Cicely Saunders was made a dame in 1980. In 2001 she was awarded the Conrad N Hilton Humanitarian Prize, worth £700,000, for her life's work caring for the dying.

Dame Cicely died in 2005, at the age of 87 - in St Christopher's.

Below is a selection of your comments.

"My partner died within 24 hours of being admitted to the John Taylor Hospice in Birmingham. I honestly believe he died because he finally felt he could "let go". I was there as he died and, it sounds mad, but it was an incredibly uplifting experience. I can't thank them all enough for what they did."

Jackie Staniforth, Sheffield, UK

"My elderly mother was transferred to the North London hospice from hospital in August as she was suffering from an acute circulatory disorder for which there was no treatment possible, apart from palliative care, owing to her great age and frailty. She was there for only a short time before she passed away but I am so glad that we decided to make the transfer as the care and compassion she received from the doctors and nurses were second to none. She died peacefully and free from pain. I cannot thank the staff enough."
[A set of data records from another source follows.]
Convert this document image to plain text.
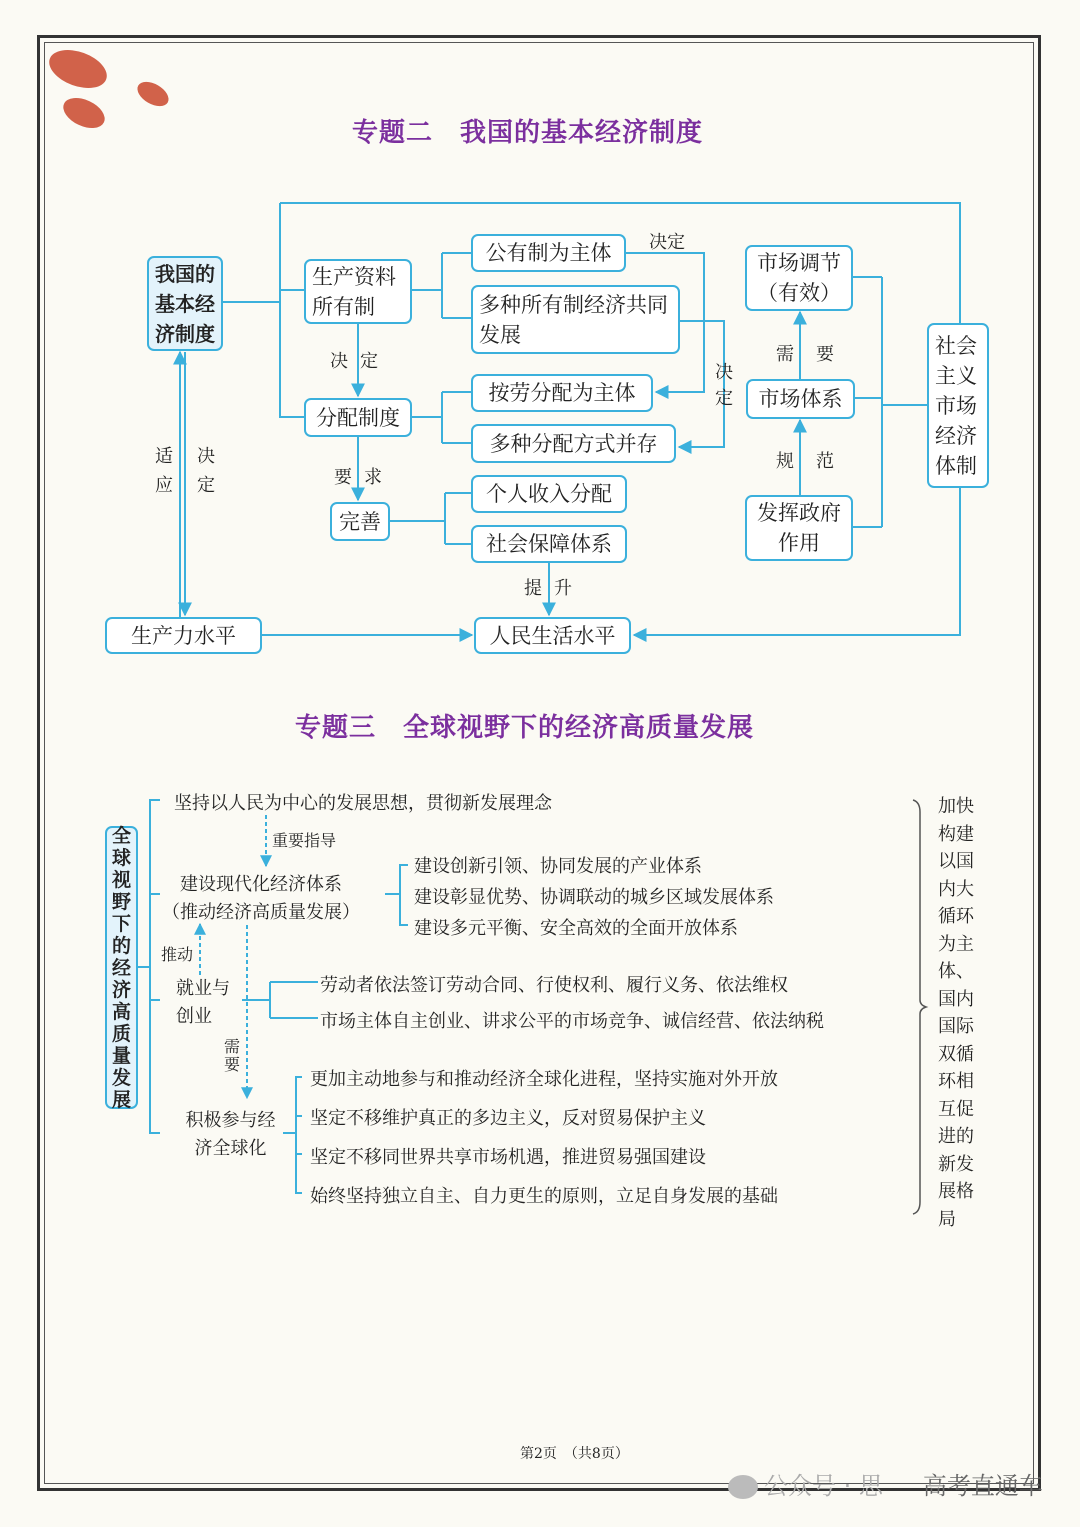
专题二　我国的基本经济制度
我国的基本经济制度
生产资料所有制
公有制为主体
多种所有制经济共同发展
市场调节（有效）
分配制度
按劳分配为主体
多种分配方式并存
市场体系
完善
个人收入分配
社会保障体系
发挥政府作用
社会主义市场经济体制
生产力水平	人民生活水平
决定
决定
决定
要求
提升
适应
决定
需要
规范
专题三　全球视野下的经济高质量发展
全球视野下的经济高质量发展
坚持以人民为中心的发展思想，贯彻新发展理念
重要指导
建设现代化经济体系
（推动经济高质量发展）
建设创新引领、协同发展的产业体系
建设彰显优势、协调联动的城乡区域发展体系
建设多元平衡、安全高效的全面开放体系
推动
就业与创业
劳动者依法签订劳动合同、行使权利、履行义务、依法维权
市场主体自主创业、讲求公平的市场竞争、诚信经营、依法纳税
需要
积极参与经济全球化
更加主动地参与和推动经济全球化进程，坚持实施对外开放
坚定不移维护真正的多边主义，反对贸易保护主义
坚定不移同世界共享市场机遇，推进贸易强国建设
始终坚持独立自主、自力更生的原则，立足自身发展的基础
加快构建以国内大循环为主体、国内国际双循环相互促进的新发展格局
第2页　（共8页）
公众号 · 思 高考直通车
Nichola Vincent, Brussels, Belgium

"My late wife had terminal secondary cancers following initially successful chemotherapy and operation for ovarian cancer stage 4b. Palliative care was the only option and for six weeks before her death she was cared for and treated at Rotherham Hospice in the most wonderful, caring and understanding manner. Her dignity was preserved to the end and her pain-management was undertaken with expertise and great patience.My family and I cannot thank the doctors and staff at the Hospice enough for their part in my wife's last weeks being so comfortable, peaceful and pain free."

John Beaven, Rotherham, UK

"Oakhaven Hospice in Lymington, Hampshire sent a private ambulance to collect my husband and cared for him amazingly until he died and me too. I will always owe everything to this hospice, they saved my husband and me and allowed him to die in a loving and safe environment and supported me throughout and gave me counselling afterwards."